Specifically, the Lockheed Martin vessel was determined to be unfeasible for the following reasons:
- Initial capital costs proposed by Lockheed Martin were not realistic.
- Reduced funding for the project was realized following Senator Stevens’ loss of his key position as Senate Appropriations Committee Chair in 2005 and then following his resignation from the United States Senate Committee on Commerce, Science and Transportation where he served as Chair for the 109th Congress. The project only received $8.7 million of the $14 million in federal funds as originally requested.
- Additional independent analysis showed that the Lockheed Martin vessel would replace the AMHS.
- Finally, with a new Commissioner, AMHS changed its position regarding their support of a SBF demonstration project where smaller ferries like the Lockheed Vessel would feed AMHS’ larger ferries and decided to compete directly against SBF’s ferry to maintain their market share.

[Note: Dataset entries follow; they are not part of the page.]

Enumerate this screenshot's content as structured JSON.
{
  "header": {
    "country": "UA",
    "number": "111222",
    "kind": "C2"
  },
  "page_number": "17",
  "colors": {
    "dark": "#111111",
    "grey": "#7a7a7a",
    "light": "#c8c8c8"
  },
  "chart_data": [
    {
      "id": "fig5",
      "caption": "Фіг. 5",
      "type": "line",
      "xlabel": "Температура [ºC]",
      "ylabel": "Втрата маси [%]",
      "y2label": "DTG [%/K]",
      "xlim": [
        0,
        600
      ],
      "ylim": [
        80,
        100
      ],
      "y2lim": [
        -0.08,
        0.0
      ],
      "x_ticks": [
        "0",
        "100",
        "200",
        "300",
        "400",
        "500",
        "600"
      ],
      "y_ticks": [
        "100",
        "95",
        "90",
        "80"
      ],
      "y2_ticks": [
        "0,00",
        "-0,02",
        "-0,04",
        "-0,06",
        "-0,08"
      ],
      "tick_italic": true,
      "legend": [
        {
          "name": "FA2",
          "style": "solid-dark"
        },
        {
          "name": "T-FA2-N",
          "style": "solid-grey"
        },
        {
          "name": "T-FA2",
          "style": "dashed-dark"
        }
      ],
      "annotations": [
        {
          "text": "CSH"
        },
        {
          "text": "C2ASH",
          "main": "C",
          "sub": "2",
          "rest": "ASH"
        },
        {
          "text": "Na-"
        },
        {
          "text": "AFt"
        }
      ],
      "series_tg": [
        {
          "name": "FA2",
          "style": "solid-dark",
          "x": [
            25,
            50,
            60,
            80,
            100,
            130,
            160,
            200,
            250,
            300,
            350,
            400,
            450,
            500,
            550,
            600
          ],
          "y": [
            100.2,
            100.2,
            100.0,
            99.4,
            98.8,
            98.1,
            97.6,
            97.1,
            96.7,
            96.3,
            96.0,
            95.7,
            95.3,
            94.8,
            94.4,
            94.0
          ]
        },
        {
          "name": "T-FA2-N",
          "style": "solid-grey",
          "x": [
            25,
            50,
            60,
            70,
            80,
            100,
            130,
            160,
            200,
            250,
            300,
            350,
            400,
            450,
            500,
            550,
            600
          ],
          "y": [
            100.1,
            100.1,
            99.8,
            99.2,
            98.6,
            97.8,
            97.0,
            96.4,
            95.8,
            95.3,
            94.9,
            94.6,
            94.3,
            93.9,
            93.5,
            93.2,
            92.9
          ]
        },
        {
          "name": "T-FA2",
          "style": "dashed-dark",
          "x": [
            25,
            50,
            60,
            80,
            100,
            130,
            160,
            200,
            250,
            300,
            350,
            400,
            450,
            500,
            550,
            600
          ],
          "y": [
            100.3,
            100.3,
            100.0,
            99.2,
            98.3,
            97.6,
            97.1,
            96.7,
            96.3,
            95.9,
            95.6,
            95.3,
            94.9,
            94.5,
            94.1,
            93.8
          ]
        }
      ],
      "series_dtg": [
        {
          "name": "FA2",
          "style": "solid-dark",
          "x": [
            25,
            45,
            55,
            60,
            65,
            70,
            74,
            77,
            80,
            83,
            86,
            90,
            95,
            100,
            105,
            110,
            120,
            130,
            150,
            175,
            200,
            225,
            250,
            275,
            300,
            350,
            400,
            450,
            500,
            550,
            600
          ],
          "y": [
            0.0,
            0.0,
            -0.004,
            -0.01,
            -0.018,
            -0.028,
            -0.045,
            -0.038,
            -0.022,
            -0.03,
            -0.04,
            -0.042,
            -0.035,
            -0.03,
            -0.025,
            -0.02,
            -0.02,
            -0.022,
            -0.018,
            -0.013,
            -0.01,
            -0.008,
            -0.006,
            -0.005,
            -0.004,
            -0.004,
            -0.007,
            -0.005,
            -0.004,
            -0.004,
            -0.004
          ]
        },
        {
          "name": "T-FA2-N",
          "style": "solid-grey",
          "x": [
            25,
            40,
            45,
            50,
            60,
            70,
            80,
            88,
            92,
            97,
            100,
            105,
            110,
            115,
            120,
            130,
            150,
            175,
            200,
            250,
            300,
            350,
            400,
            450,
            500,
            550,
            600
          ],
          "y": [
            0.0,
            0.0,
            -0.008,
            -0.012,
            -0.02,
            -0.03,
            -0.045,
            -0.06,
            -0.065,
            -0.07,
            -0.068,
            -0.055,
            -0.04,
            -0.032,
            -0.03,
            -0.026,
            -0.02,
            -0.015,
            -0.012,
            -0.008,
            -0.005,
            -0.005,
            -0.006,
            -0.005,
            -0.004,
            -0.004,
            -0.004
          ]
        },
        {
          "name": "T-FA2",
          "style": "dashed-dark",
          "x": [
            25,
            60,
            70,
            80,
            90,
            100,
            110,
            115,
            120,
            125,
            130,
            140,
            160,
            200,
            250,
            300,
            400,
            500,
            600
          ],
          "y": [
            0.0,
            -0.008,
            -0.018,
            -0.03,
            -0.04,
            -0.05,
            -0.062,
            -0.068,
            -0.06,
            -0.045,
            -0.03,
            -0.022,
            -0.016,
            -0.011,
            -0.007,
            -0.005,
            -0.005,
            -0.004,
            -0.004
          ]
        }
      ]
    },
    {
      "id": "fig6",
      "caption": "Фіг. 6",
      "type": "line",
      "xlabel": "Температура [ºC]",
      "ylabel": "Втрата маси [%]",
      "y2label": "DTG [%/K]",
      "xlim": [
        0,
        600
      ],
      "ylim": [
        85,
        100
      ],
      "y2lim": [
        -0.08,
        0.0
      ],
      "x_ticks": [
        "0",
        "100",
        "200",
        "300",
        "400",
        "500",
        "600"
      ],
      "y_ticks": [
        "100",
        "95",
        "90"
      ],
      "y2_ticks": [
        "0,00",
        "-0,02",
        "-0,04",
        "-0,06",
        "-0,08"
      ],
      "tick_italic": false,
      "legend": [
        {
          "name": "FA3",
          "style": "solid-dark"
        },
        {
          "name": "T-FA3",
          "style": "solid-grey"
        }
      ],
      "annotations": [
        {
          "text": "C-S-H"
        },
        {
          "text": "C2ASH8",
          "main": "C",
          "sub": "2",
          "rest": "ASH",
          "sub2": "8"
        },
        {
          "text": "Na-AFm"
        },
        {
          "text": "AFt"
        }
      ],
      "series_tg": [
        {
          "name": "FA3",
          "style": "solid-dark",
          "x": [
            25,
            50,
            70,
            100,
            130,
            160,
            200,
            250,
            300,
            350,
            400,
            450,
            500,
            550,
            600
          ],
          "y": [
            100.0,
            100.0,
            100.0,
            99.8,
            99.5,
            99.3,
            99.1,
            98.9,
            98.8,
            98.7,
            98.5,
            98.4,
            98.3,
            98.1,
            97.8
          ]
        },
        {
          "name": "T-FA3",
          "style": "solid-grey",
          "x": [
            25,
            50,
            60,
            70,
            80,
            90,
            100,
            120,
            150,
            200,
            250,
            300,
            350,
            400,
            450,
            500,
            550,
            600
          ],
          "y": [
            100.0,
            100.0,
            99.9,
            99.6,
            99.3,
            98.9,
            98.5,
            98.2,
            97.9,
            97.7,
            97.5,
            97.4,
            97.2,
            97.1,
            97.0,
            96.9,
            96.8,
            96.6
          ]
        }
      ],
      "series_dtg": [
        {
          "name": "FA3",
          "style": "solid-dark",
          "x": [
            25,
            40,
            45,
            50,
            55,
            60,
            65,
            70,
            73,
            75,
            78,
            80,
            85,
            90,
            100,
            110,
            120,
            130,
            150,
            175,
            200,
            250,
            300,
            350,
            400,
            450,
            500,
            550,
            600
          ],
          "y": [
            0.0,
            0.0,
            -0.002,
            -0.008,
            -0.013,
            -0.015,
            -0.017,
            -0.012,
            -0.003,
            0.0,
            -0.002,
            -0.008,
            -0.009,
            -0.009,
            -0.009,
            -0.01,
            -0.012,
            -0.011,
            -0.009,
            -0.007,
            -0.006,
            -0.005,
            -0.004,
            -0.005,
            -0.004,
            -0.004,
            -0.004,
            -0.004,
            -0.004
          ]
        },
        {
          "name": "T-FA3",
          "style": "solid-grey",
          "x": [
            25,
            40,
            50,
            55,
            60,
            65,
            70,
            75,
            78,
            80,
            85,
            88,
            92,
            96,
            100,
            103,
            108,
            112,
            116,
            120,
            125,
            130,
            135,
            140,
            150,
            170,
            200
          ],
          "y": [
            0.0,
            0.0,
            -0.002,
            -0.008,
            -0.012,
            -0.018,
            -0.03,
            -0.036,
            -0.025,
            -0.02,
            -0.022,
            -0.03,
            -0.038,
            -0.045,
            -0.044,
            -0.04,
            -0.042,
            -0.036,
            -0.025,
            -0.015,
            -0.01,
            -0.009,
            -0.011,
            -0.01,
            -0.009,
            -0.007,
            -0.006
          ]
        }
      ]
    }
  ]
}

Design, Development and Feasibility Process
Once the Lockheed Martin Vessel proved to be unfeasible; Seldovia Native Association, Inc. undertook its Design, Development and Feasibility Study to determine how best to proceed with the SBF service. The Study analyzed a range of ferry vessel alternatives including:
- Fast passenger-only catamaran with the capability to carry light freight
- Conventional (low-speed) landing craft
- Catamaran (medium-speed) landing craft
- Traditional mono-hull ferry
The study identified the fast passenger-only catamaran with light-freight capability as the “Preferred Alternative” and when considered in conjunction with the findings of the Request for Proposals, the project team identified All American Marine, Inc. of Bellingham, Washington to build and deliver the Seldovia Bay Ferry vessel. This design met and/or exceeded the criteria of the Study’s Preferred Vessel Alternative and provided a significant cost savings over other design options.
Similar All American Marine vessels have proven themselves in Alaskan waters by Kenai Fjords Tours and Stan Stephens Cruises and the design has established itself as a vessel with high fuel efficiency, low wake wash energy, excellent sea-keeping and an extremely smooth ride.